The God Of Big Things

Sumit Dayal for TIME

Cricket God Sachin Tendulkar, photographed in Mumbai in April 2012.

Sachin Tendulkar wishes people would just get out of his head. Since March 16, when he smashed cricket's equivalent of the sound barrier by notching his 100th century--a single-innings score of 100 or more runs--for his country, the player deified by a billion Indians and revered by half a billion other cricket fans has been dogged by questions about what he would do next. Having reached a mark previously considered impossible, would he play on? Or would he walk away from the sport he has dominated for more than two decades? And if so, would he become a businessman, a TV pundit ... a performer of miracles?

The incessant inquisition, carried out by Indian media that have long banked on Tendulkar's popularity to sell papers and score ratings, finally got to him on the very day of his 100th 100. "Critics haven't taught me my cricket, and they don't know what my body and mind are up to," he told the Indian magazine Open. It wasn't for them to judge when his time was up, he said; when he feels "unable to serve India, I will stand down and give it all up."

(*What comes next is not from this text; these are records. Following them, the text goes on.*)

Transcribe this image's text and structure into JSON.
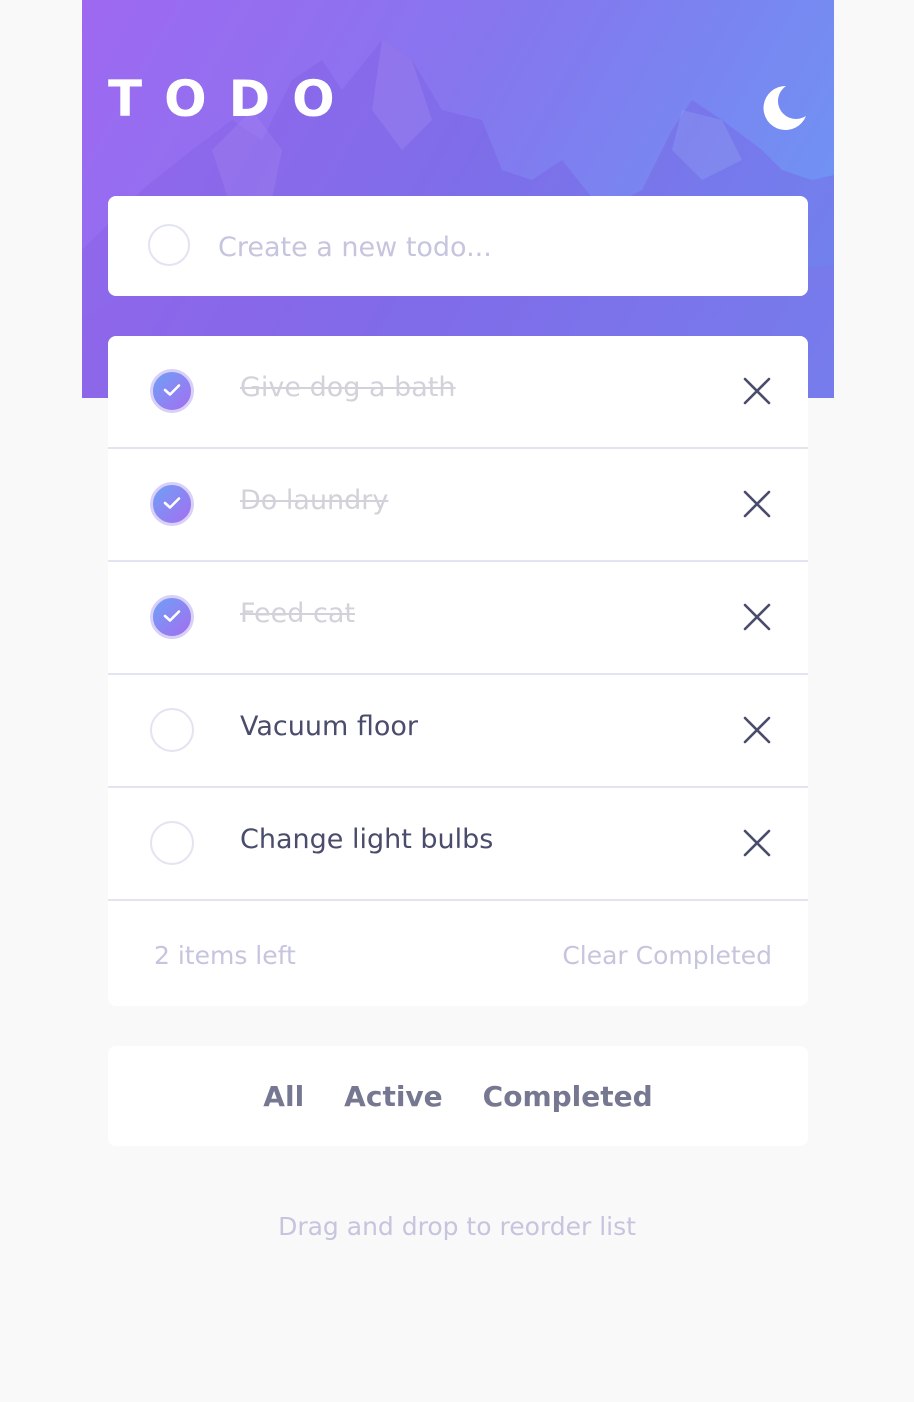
{
  "header": {
    "title": "TODO",
    "theme_icon": "moon-icon"
  },
  "new_todo": {
    "placeholder": "Create a new todo..."
  },
  "todos": [
    {
      "label": "Give dog a bath",
      "completed": true
    },
    {
      "label": "Do laundry",
      "completed": true
    },
    {
      "label": "Feed cat",
      "completed": true
    },
    {
      "label": "Vacuum floor",
      "completed": false
    },
    {
      "label": "Change light bulbs",
      "completed": false
    }
  ],
  "footer": {
    "items_left": "2 items left",
    "clear_label": "Clear Completed"
  },
  "filters": {
    "all": "All",
    "active": "Active",
    "completed": "Completed"
  },
  "hint": "Drag and drop to reorder list",
  "colors": {
    "gradient_start": "#6fa0f6",
    "gradient_end": "#a46ef0",
    "text": "#494c6b",
    "muted": "#c5c5de",
    "completed_text": "#d1d2da"
  }
}
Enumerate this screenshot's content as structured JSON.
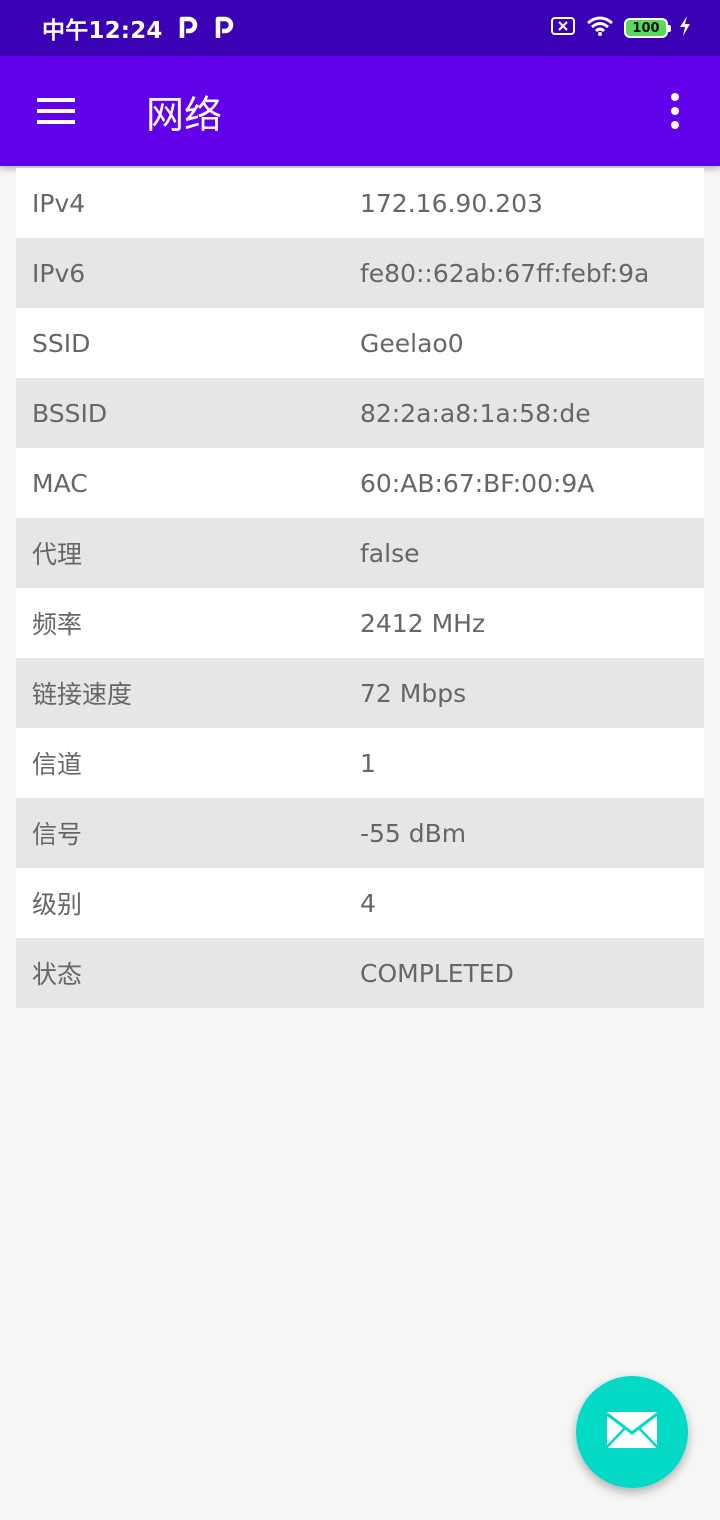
{
  "status_bar": {
    "time": "中午12:24",
    "battery_level": "100",
    "icons": [
      "p-icon",
      "p-icon",
      "screen-off-icon",
      "wifi-icon",
      "battery-icon",
      "charging-icon"
    ]
  },
  "app_bar": {
    "title": "网络",
    "color": "#6200ea"
  },
  "network_info": {
    "rows": [
      {
        "key": "IPv4",
        "value": "172.16.90.203"
      },
      {
        "key": "IPv6",
        "value": "fe80::62ab:67ff:febf:9a"
      },
      {
        "key": "SSID",
        "value": "Geelao0"
      },
      {
        "key": "BSSID",
        "value": "82:2a:a8:1a:58:de"
      },
      {
        "key": "MAC",
        "value": "60:AB:67:BF:00:9A"
      },
      {
        "key": "代理",
        "value": "false"
      },
      {
        "key": "频率",
        "value": "2412 MHz"
      },
      {
        "key": "链接速度",
        "value": "72 Mbps"
      },
      {
        "key": "信道",
        "value": "1"
      },
      {
        "key": "信号",
        "value": "-55 dBm"
      },
      {
        "key": "级别",
        "value": "4"
      },
      {
        "key": "状态",
        "value": "COMPLETED"
      }
    ]
  },
  "fab": {
    "icon": "email-icon",
    "color": "#03dac5"
  }
}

It was an uncharacteristic display of pique from a player who is known as the Master Blaster for his aggressive batting style but is almost as famous for his placid demeanor off the field. No one is ever going to confuse Tendulkar, 39, for John McEnroe. By the time we meet, a month later, Tendulkar has regained his composure, but his manager has asked me not to use the R word. Retirement is not on Tendulkar's mind.

In fact, he'd like to have nothing on his mind at all--no critics, no records, absolutely nothing. When he goes out to bat, Tendulkar seeks "the zone." It's a mental state familiar to great athletes in which the mind filters out the crowd, the opponents, the score and other distractions; performance is guided by a magic combination of intuition and muscle memory. Tendulkar speaks of it in terms more spiritual than sporting: "I need to surrender myself to my natural instincts," he says. "My subconscious mind knows exactly what to do. It's been trained to react for years."

Tendulkar admits he hasn't yet mastered the ability to get into the zone at will, for which bowlers around the world must be grateful. He has breathing techniques, tricks to psych himself up, but even so, he makes it only "50% of the time," he says.

It's a miracle he can get there at all. Of Tendulkar's many achievements as a cricketer, perhaps the most difficult is the one he must repeat every time he bats for India: carrying the hopes and dreams of an entire nation on his back. It is the heaviest burden borne by any modern sportsman, and his ability to carry it for more than 22 years while utterly dominating his sport makes a good case that Tendulkar is the world's greatest athlete.